Labour data is due to be released today. As well as growth and inflation, the labour data will be a key economic reading for the BoE with regards to timing of a rate hike. Because we are starting to see a slight softening of data, this is one area that will be closely examined. The claimant count – the change in the number of people claiming unemployment benefits – is expected to increase from last month. If this does indeed occur and the softer trend in economic data continues while inflation pushes higher, analysts will start discussing the potential of a stagflation like environment. Stagflation will provide a predicament for the BoE, as it attempts decides whether to prioritise tackling inflation or stimulating economic growth. A difficult time to predict where to next for sterling exchange rates.

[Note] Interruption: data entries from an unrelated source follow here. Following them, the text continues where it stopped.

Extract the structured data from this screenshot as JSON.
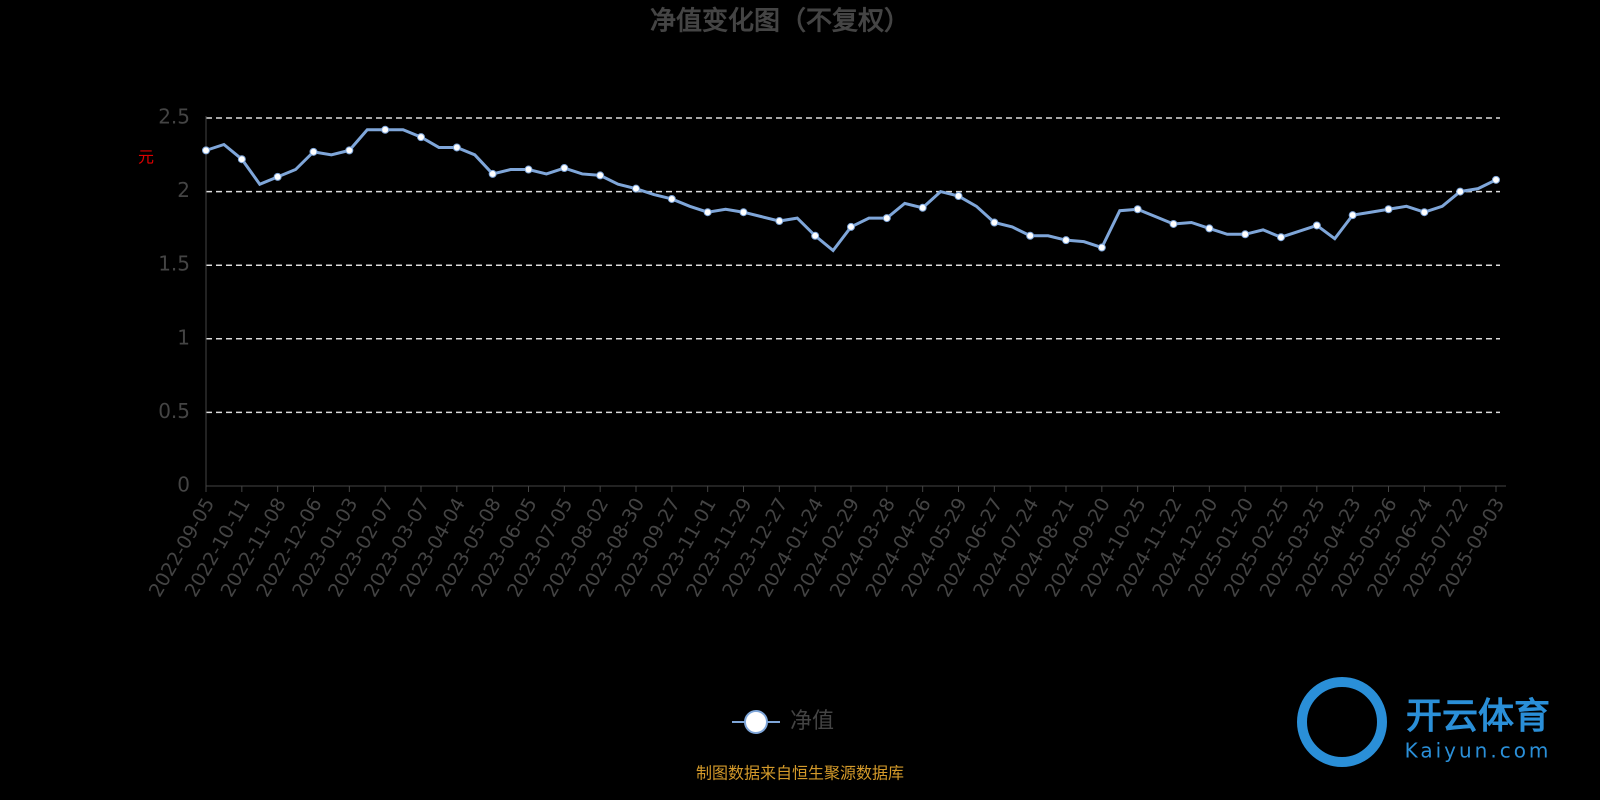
{
  "chart_data": {
    "type": "line",
    "title": "净值变化图（不复权）",
    "y_unit": "元",
    "categories": [
      "2022-09-05",
      null,
      "2022-10-11",
      null,
      "2022-11-08",
      null,
      "2022-12-06",
      null,
      "2023-01-03",
      null,
      "2023-02-07",
      null,
      "2023-03-07",
      null,
      "2023-04-04",
      null,
      "2023-05-08",
      null,
      "2023-06-05",
      null,
      "2023-07-05",
      null,
      "2023-08-02",
      null,
      "2023-08-30",
      null,
      "2023-09-27",
      null,
      "2023-11-01",
      null,
      "2023-11-29",
      null,
      "2023-12-27",
      null,
      "2024-01-24",
      null,
      "2024-02-29",
      null,
      "2024-03-28",
      null,
      "2024-04-26",
      null,
      "2024-05-29",
      null,
      "2024-06-27",
      null,
      "2024-07-24",
      null,
      "2024-08-21",
      null,
      "2024-09-20",
      null,
      "2024-10-25",
      null,
      "2024-11-22",
      null,
      "2024-12-20",
      null,
      "2025-01-20",
      null,
      "2025-02-25",
      null,
      "2025-03-25",
      null,
      "2025-04-23",
      null,
      "2025-05-26",
      null,
      "2025-06-24",
      null,
      "2025-07-22",
      null,
      "2025-09-03"
    ],
    "series": [
      {
        "name": "净值",
        "color": "#7fa6d9",
        "values": [
          2.28,
          2.32,
          2.22,
          2.05,
          2.1,
          2.15,
          2.27,
          2.25,
          2.28,
          2.42,
          2.42,
          2.42,
          2.37,
          2.3,
          2.3,
          2.25,
          2.12,
          2.15,
          2.15,
          2.12,
          2.16,
          2.12,
          2.11,
          2.05,
          2.02,
          1.98,
          1.95,
          1.9,
          1.86,
          1.88,
          1.86,
          1.83,
          1.8,
          1.82,
          1.7,
          1.6,
          1.76,
          1.82,
          1.82,
          1.92,
          1.89,
          2.0,
          1.97,
          1.9,
          1.79,
          1.76,
          1.7,
          1.7,
          1.67,
          1.66,
          1.62,
          1.87,
          1.88,
          1.83,
          1.78,
          1.79,
          1.75,
          1.71,
          1.71,
          1.74,
          1.69,
          1.73,
          1.77,
          1.68,
          1.84,
          1.86,
          1.88,
          1.9,
          1.86,
          1.9,
          2.0,
          2.02,
          2.08
        ]
      }
    ],
    "ylim": [
      0,
      2.5
    ],
    "yticks": [
      0,
      0.5,
      1,
      1.5,
      2,
      2.5
    ],
    "grid": true,
    "legend": "bottom",
    "source": "制图数据来自恒生聚源数据库",
    "watermark": {
      "brand": "开云体育",
      "url": "Kaiyun.com"
    }
  }
}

Weak German data undermines the euro

Yesterday was a busy day in terms of data in the Eurozone, with the headline figures suggesting sluggishness on the continent. German and European Gross Domestic Product (GDP) figures fell below expectations. Thankfully, the Italian GDP release provided a more upbeat outlook, beating expectations. All three ZEW Centre for European Economic Research surveys – two monitoring German economic sentiment and one measuring sentiment for the whole bloc – failed to fall in line with forecasts. This saw the euro (EUR) weaken in early morning trading against both the US dollar (USD) and the pound (GBP), before strengthening in the middle of the day, only to fall again before the close.

The European Trade Balance and Spanish consumer price data are due for release today. Although not headline grabbing news, a below forecast reading from both could combine with falling investor confidence in the Eurozone to trigger euro volatility.

Yellen gives mixed signals

The US dollar remained range bound yesterday but investors would have been surprised to see significant short range movement on the US dollar verses a basket of currencies while the Federal Reserve Chair Janet Yellen discussed future interest-rate hikes.

For the first time since Donald Trump became president and promised to boost U.S growth, Yellen took centre stage to present her semimanual report on monetary policy to Congress. To summarise, Yellen reiterated that falling behind on tackling inflation could cause harm to the US economy but with uncertainty on President Trumps fiscal policies the Federal Reserve had to be cautious about being too aggressive on interest rate hikes. Expectations are still that we could see a 0.25% increase in US interest rates next month.

Today we have Consumer Price Inflation, Retail Sales and Crude Oil data coming out for the US. Forecasts are not expecting any large differences in the data compared to the previous month. Yellen completes her semi-annual testimony later in the afternoon.